Traditionally home sewing patterns are riddled with outward facing triangles. These notches serve as a marker on the corresponding adjoining piece to ensure the garment goes together properly when the notches match up. These little bits are especially difficult to maneuver around with a pair of scissors. Sure practice makes perfect, but I personally hate cutting and anything that can expedite the process is always welcome.

Traditionally mass production patterns have the same indicators, but sometimes for additional reasons. However, they appear slightly different. Rather than being outward triangles, they are small incisions perpendicular to the fabric edge cut into the seam allowance a little less than halfway.
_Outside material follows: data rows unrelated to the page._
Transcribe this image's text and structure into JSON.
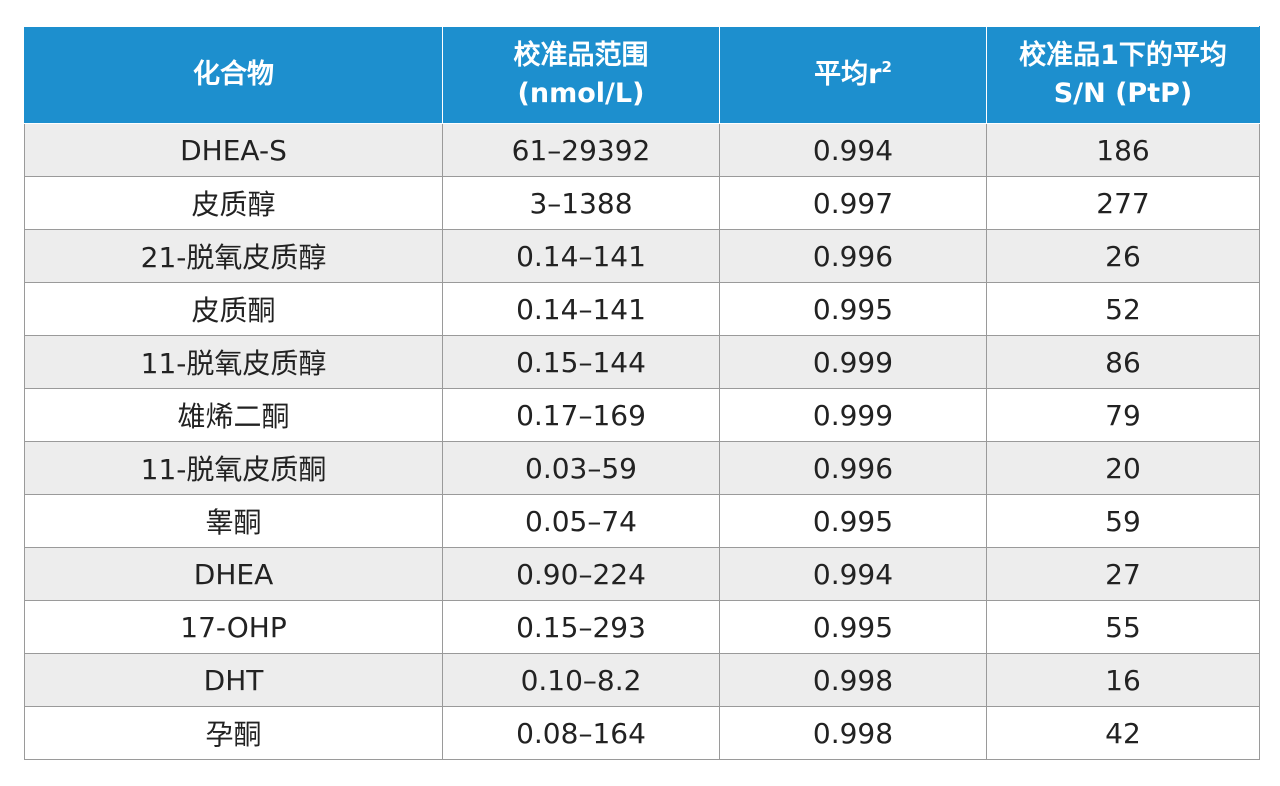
{
  "table": {
    "headers": {
      "compound": "化合物",
      "range_line1": "校准品范围",
      "range_line2": "(nmol/L)",
      "r2_text": "平均r",
      "r2_sup": "2",
      "sn_line1": "校准品1下的平均",
      "sn_line2": "S/N (PtP)"
    },
    "rows": [
      {
        "compound": "DHEA-S",
        "range": "61–29392",
        "r2": "0.994",
        "sn": "186"
      },
      {
        "compound": "皮质醇",
        "range": "3–1388",
        "r2": "0.997",
        "sn": "277"
      },
      {
        "compound": "21-脱氧皮质醇",
        "range": "0.14–141",
        "r2": "0.996",
        "sn": "26"
      },
      {
        "compound": "皮质酮",
        "range": "0.14–141",
        "r2": "0.995",
        "sn": "52"
      },
      {
        "compound": "11-脱氧皮质醇",
        "range": "0.15–144",
        "r2": "0.999",
        "sn": "86"
      },
      {
        "compound": "雄烯二酮",
        "range": "0.17–169",
        "r2": "0.999",
        "sn": "79"
      },
      {
        "compound": "11-脱氧皮质酮",
        "range": "0.03–59",
        "r2": "0.996",
        "sn": "20"
      },
      {
        "compound": "睾酮",
        "range": "0.05–74",
        "r2": "0.995",
        "sn": "59"
      },
      {
        "compound": "DHEA",
        "range": "0.90–224",
        "r2": "0.994",
        "sn": "27"
      },
      {
        "compound": "17-OHP",
        "range": "0.15–293",
        "r2": "0.995",
        "sn": "55"
      },
      {
        "compound": "DHT",
        "range": "0.10–8.2",
        "r2": "0.998",
        "sn": "16"
      },
      {
        "compound": "孕酮",
        "range": "0.08–164",
        "r2": "0.998",
        "sn": "42"
      }
    ]
  },
  "colors": {
    "header_bg": "#1d8fce",
    "header_text": "#ffffff",
    "row_alt_bg": "#ededed",
    "row_bg": "#ffffff",
    "border": "#9a9a9a"
  }
}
This makes cutting a heck of a lot easier because the cutting tools used for mass production can have difficulty maneuvering around the triangles and the additional effort to cut around these small bits is almost not worth it as it is slightly more time consuming. It is far more efficient to make the incision quickly into the seam allowance.

The only time you will find an outward triangle notch on SBCC patterns is if there is gathering and a notch is necessary to match to a corresponding point. When the fabric is gathered it is hard to find the small incision, so the triangle notch is easily visible. These notches are not as easily visible at first glance, but when you are working with a piece, they are easy to spot. So with these kind of notches I find the best method for speedy cutting is to cut out all of the exterior contours of all the pieces and then go back and snip all of the notches. Oh, and don’t forget- single notch generally refers to the front of the garment and a double notch indicates the back.